La Poste focuses strategy
The French post office is adjusting its strategy and will once again concentrate on its core business — carrying letters. It is planning to sell its subsidiary Europe Airpost to South Africa’s Imperial Holdings.
The history of airmail in France started in the pioneering twenties of the last century, with the legendary company Adropostale and pilots such as Mermoz and Saint-Exupéry. But the French post office La Poste does not seem to be particularly interested in this tradition. It is planning to sell its air transport subsidiary Europe Airpost — which was known by the name Aeropostale until the year 2000 — to South Africa’s Imperial Holdings, owner of the airline Safair, this semester. Jean-Paul Bailly, La Poste’s president, explained that the company will focus on transporting letters by rail in future. In this context he pointed out that, together with state.owned rail operator SNCF, La Poste has plans to establish a network of postal TGV trains between France’s major conurbations, with links to the most important centres of trade and industry in neighbouring countries too.
The Imperial Holdings conglomerate has been a French post office partner for many years now. Its Irish subsidiary Air Contractors leases two Airbus A300s to Europe Airpost. Imperial, which generated sales of EUR 6 billion last year, is not only the sole shareholder of Safair, founded in 1963, but also holds stakes in banks and insurance companies, travel agencies and hotels, and various transport and logistics enterprises.

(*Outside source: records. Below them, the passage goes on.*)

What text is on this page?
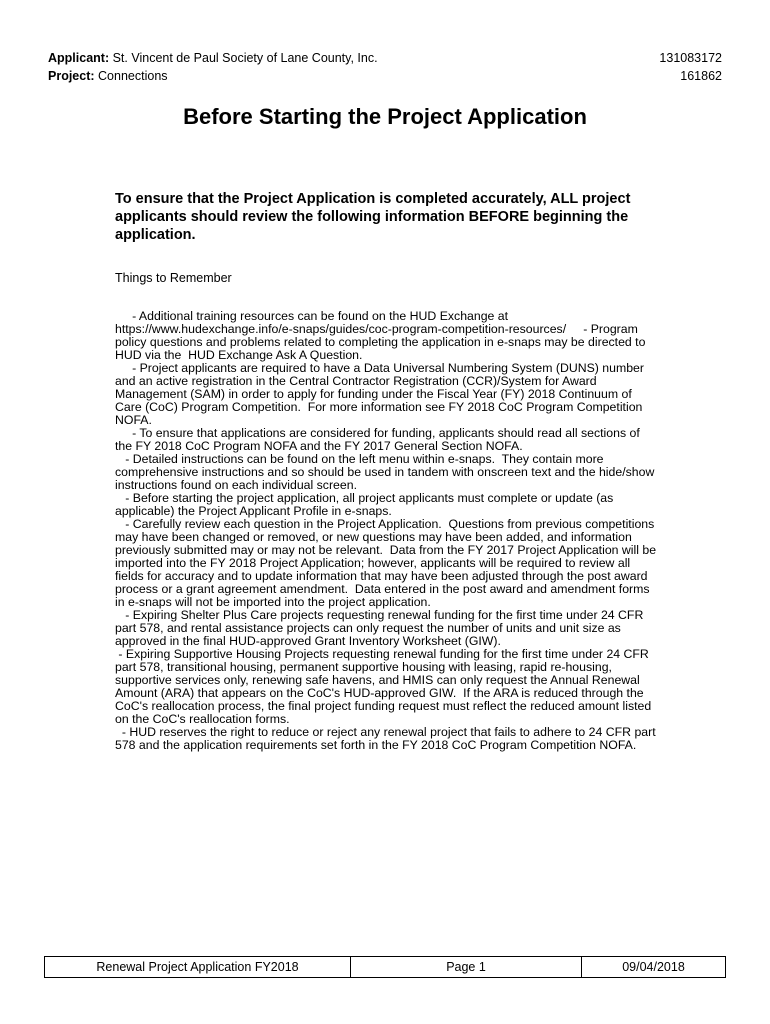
Applicant: St. Vincent de Paul Society of Lane County, Inc.	131083172
Project: Connections	161862
Before Starting the Project Application
To ensure that the Project Application is completed accurately, ALL project applicants should review the following information BEFORE beginning the application.
Things to Remember

- Additional training resources can be found on the HUD Exchange at https://www.hudexchange.info/e-snaps/guides/coc-program-competition-resources/     - Program policy questions and problems related to completing the application in e-snaps may be directed to HUD via the  HUD Exchange Ask A Question.

- Project applicants are required to have a Data Universal Numbering System (DUNS) number and an active registration in the Central Contractor Registration (CCR)/System for Award Management (SAM) in order to apply for funding under the Fiscal Year (FY) 2018 Continuum of Care (CoC) Program Competition.  For more information see FY 2018 CoC Program Competition NOFA.

- To ensure that applications are considered for funding, applicants should read all sections of the FY 2018 CoC Program NOFA and the FY 2017 General Section NOFA.

- Detailed instructions can be found on the left menu within e-snaps.  They contain more comprehensive instructions and so should be used in tandem with onscreen text and the hide/show instructions found on each individual screen.

- Before starting the project application, all project applicants must complete or update (as applicable) the Project Applicant Profile in e-snaps.

- Carefully review each question in the Project Application.  Questions from previous competitions may have been changed or removed, or new questions may have been added, and information previously submitted may or may not be relevant.  Data from the FY 2017 Project Application will be imported into the FY 2018 Project Application; however, applicants will be required to review all fields for accuracy and to update information that may have been adjusted through the post award process or a grant agreement amendment.  Data entered in the post award and amendment forms in e-snaps will not be imported into the project application.

- Expiring Shelter Plus Care projects requesting renewal funding for the first time under 24 CFR part 578, and rental assistance projects can only request the number of units and unit size as approved in the final HUD-approved Grant Inventory Worksheet (GIW).

- Expiring Supportive Housing Projects requesting renewal funding for the first time under 24 CFR part 578, transitional housing, permanent supportive housing with leasing, rapid re-housing, supportive services only, renewing safe havens, and HMIS can only request the Annual Renewal Amount (ARA) that appears on the CoC's HUD-approved GIW.  If the ARA is reduced through the CoC's reallocation process, the final project funding request must reflect the reduced amount listed on the CoC's reallocation forms.

- HUD reserves the right to reduce or reject any renewal project that fails to adhere to 24 CFR part 578 and the application requirements set forth in the FY 2018 CoC Program Competition NOFA.

Renewal Project Application FY2018	Page 1	09/04/2018
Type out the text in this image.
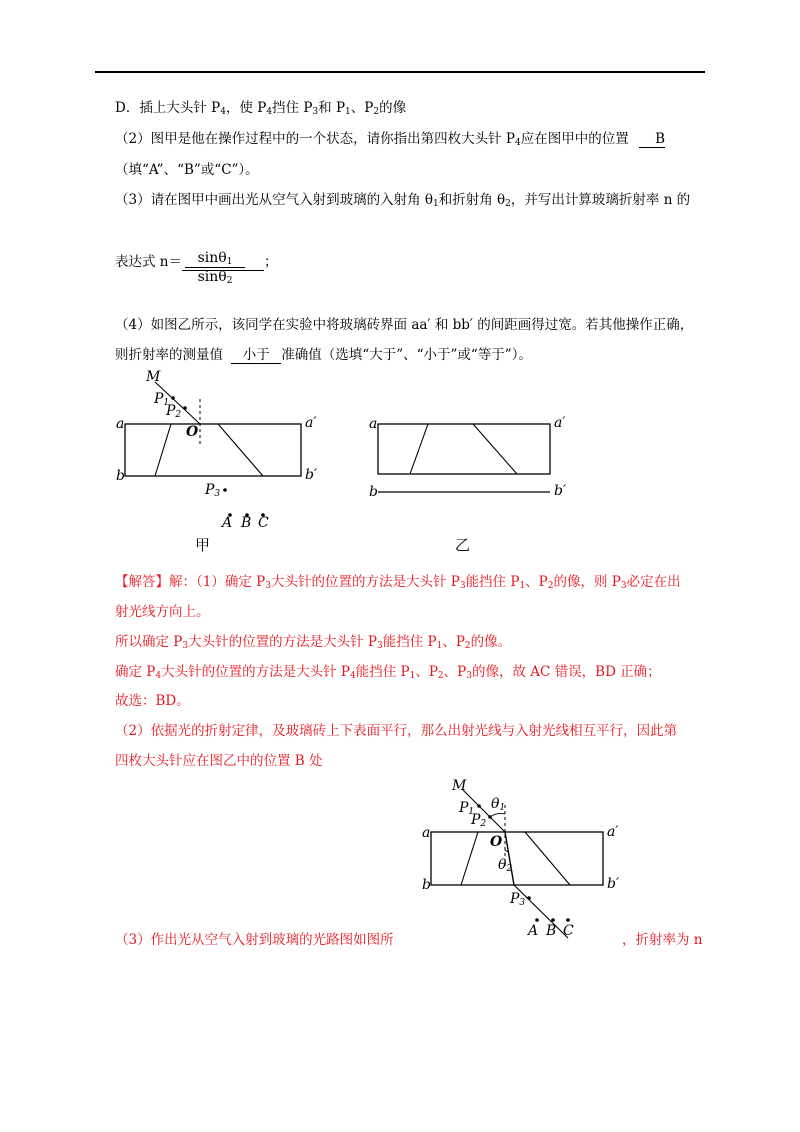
D．插上大头针 $P_4$，使 $P_4$挡住 $P_3$和 $P_1$、$P_2$的像
（2）图甲是他在操作过程中的一个状态，请你指出第四枚大头针 $P_4$应在图甲中的位置 B
（填“A”、“B”或“C”）。
（3）请在图甲中画出光从空气入射到玻璃的入射角 $\theta_1$和折射角 $\theta_2$，并写出计算玻璃折射率 n 的
表达式 n＝	；
$\frac{\sin\theta_1}{\sin\theta_2}$
（4）如图乙所示，该同学在实验中将玻璃砖界面 aa′ 和 bb′ 的间距画得过宽。若其他操作正确，
则折射率的测量值 小于 准确值（选填“大于”、“小于”或“等于”）。
M
$P_1$
$P_2$
O
a	a′
b	b′
$P_3$
A B C
甲
a	a′
b	b′
乙
【解答】解：（1）确定 $P_3$大头针的位置的方法是大头针 $P_3$能挡住 $P_1$、$P_2$的像，则 $P_3$必定在出
射光线方向上。
所以确定 $P_3$大头针的位置的方法是大头针 $P_3$能挡住 $P_1$、$P_2$的像。
确定 $P_4$大头针的位置的方法是大头针 $P_4$能挡住 $P_1$、$P_2$、$P_3$的像，故 AC 错误，BD 正确；
故选：BD。
（2）依据光的折射定律，及玻璃砖上下表面平行，那么出射光线与入射光线相互平行，因此第
四枚大头针应在图乙中的位置 B 处
M
$P_1$
$P_2$
$\theta_1$
O
$\theta_2$
a	a′
b	b′
$P_3$
A B C
（3）作出光从空气入射到玻璃的光路图如图所	，折射率为 n
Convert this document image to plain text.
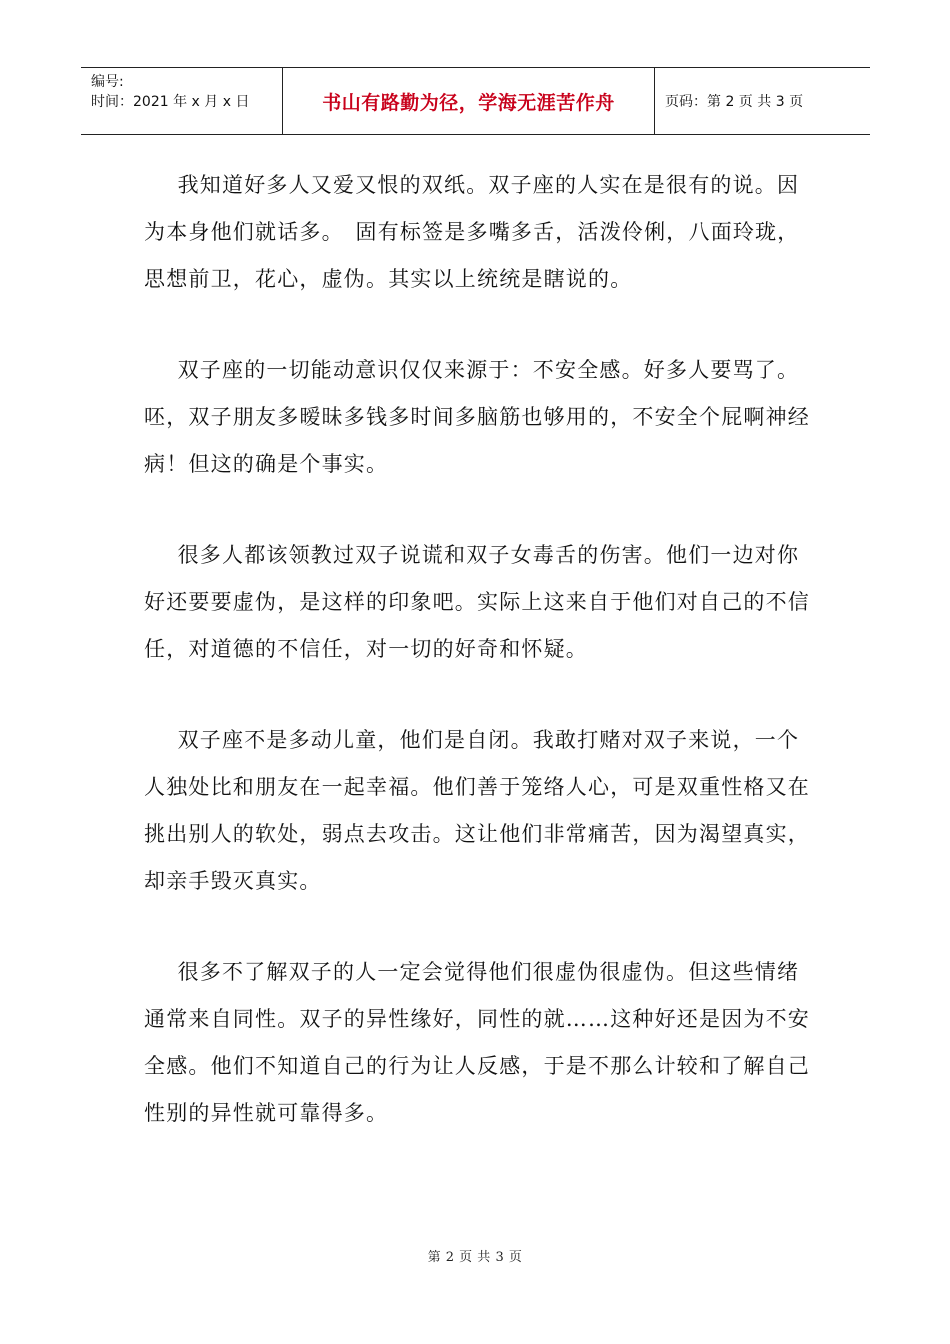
编号:
时间：2021 年 x 月 x 日	书山有路勤为径，学海无涯苦作舟	页码：第 2 页 共 3 页

我知道好多人又爱又恨的双纸。双子座的人实在是很有的说。因为本身他们就话多。　固有标签是多嘴多舌，活泼伶俐，八面玲珑，思想前卫，花心，虚伪。其实以上统统是瞎说的。

双子座的一切能动意识仅仅来源于：不安全感。好多人要骂了。呸，双子朋友多暧昧多钱多时间多脑筋也够用的，不安全个屁啊神经病！但这的确是个事实。

很多人都该领教过双子说谎和双子女毒舌的伤害。他们一边对你好还要要虚伪，是这样的印象吧。实际上这来自于他们对自己的不信任，对道德的不信任，对一切的好奇和怀疑。

双子座不是多动儿童，他们是自闭。我敢打赌对双子来说，一个人独处比和朋友在一起幸福。他们善于笼络人心，可是双重性格又在挑出别人的软处，弱点去攻击。这让他们非常痛苦，因为渴望真实，却亲手毁灭真实。

很多不了解双子的人一定会觉得他们很虚伪很虚伪。但这些情绪通常来自同性。双子的异性缘好，同性的就……这种好还是因为不安全感。他们不知道自己的行为让人反感，于是不那么计较和了解自己性别的异性就可靠得多。

第 2 页 共 3 页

More passenger than airmail airline
Airmail company Europe Airpost employs a staff of 400 and owns 25 aircraft, twelve ofwhich are Boeing B737-300QCs (quick change). These can be converted from passenger to freighter aircraft in 20 minutes, enabling them to carry up to 18.8 t of airmail or newspapers by night, and tourists on charter flights by day. Europe Airpost has been a sub-contractor to no-frills airline FlyWest since 2005, deploying some aircraft on domestic services between Paris Roissy and both Brest and Toulon.
Europe Airpost is moving ever further away from the airmail business. Most of its flights are accounted for by charter and scheduled passenger services nowadays. It is these operations that yield the largest proportion of the enterprise’s gross profits, which stood at approximately EUR 15 million last year, on the back of EUR 240 million in sales. This makes Europe Airpost one of the few subsidiaries of the French post office that make a profit. Market observers are of the opinion that Europe Airpost will require massive investments very soon, however, for fleet renewal and expansion (by around a dozen aircraft) — an outlay La Poste is not willing or able to make.
Europe Airpost’s predecessor until 2000 was Aéropostale, a joint venture between La Poste and Air France, which was still the state-owned flag carrier at the time. The latter left the joint venture, taking a part of the fleet with it, as one of the measures preparing it for pnvatisation.